Canadian crude is seeing deep discounts versus Gulf Coast crudes.

Canadian crude price differentials to Gulf Coast WTI reached an all-time high of $29.50 a barrel in January 2018 as Canadian prices fell in Q4 2017. Compared to the Permian, Canadian prices fell faster and more dramatically, largely because pipes from Canada never had significant excess capacity, so even small increases in production growth led takeaway capacity to be severely constrained and become very tight in late 2017. Congestion in the Cushing area, largely due to increased Permian volumes, has also contributed to the continued high differential between Canadian and Gulf Coast crude prices as significant volumes of Canadian crude is routed down through the Midwest and Cushing.

Canada’s main back up to pipeline capacity is also rail, but even this is getting tighter with fewer rail cars available due to stricter safety standards and political pressure to use the rail space for agricultural products. Rail companies prefer long term commitments, but producers hesitate to agree to long term rail transport since they want the flexibility to move to pipeline transport as soon as the capacity becomes available. In addition to takeaway capacity constraints in Western Canada affecting Canadian crude prices, tightness anywhere in the logistics system connecting Canada to the Gulf Coast—particularly Cushing—can affect prices.
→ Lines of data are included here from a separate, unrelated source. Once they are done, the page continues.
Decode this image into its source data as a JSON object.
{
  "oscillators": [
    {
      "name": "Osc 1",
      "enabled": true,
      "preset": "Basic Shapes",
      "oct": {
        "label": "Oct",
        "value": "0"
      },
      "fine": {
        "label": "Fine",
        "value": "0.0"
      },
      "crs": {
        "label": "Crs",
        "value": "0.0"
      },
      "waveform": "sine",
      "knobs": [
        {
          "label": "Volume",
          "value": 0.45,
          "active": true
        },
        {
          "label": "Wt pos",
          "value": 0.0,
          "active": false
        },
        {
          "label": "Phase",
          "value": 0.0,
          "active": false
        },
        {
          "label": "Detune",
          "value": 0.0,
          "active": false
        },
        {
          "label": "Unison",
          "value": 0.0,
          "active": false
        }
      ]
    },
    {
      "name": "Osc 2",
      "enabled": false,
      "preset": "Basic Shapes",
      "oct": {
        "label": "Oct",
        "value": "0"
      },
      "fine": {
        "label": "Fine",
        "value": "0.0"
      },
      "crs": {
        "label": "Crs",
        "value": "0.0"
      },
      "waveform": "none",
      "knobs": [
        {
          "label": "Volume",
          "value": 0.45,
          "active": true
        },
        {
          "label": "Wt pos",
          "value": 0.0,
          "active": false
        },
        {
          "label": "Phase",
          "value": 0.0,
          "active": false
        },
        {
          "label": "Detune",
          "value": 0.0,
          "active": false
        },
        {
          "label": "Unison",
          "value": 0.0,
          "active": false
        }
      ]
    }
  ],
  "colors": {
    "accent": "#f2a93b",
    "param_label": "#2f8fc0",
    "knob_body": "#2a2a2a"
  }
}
There are a handful of projects planned to increase takeaway capacity for Western Canadian crude, however, there is a lot of ambiguity around them and their likelihood to be completed. With the first projects not expecting to be completed until at least late 2019, we expect differentials to remain relatively high until then. As Permian bottlenecks are alleviated, the Canadian differentials will likely soften slightly as the Cushing congestion is improved.

Strong inland crude differentials are expected to remain for the remainder of 2018

Overall, we expect to see pipeline investments catch up with the tight market in the Permian in late 2019, when an additional 1.6 million barrels per day of confirmed takeaway capacity will be added. Another 1 million barrels per day of capacity is still undecided, and that figure includes Energy Transfer’s Permian-Houston-Nederland pipe with 600–1,000 thousand barrels per day of capacity. On the Canadian side, the tightness in the market should loosen as the Permian bottlenecks are cleared and fewer Permian barrels travel to Cushing. However, the bottlenecks out of Western Canada will still limit Canadian crude pricing until they are relieved.

Based on the forecast in our pipeline additions database, we believe the Permian market and capacity will rebalance by late 2019, but production forecasts using our North America Supply Model predict that the Permian will add another 3 million barrels per day by 2025. This should guarantee that this cycle of tight markets and big discounts will reoccur in the Permian and ripple out to Canadian markets as well.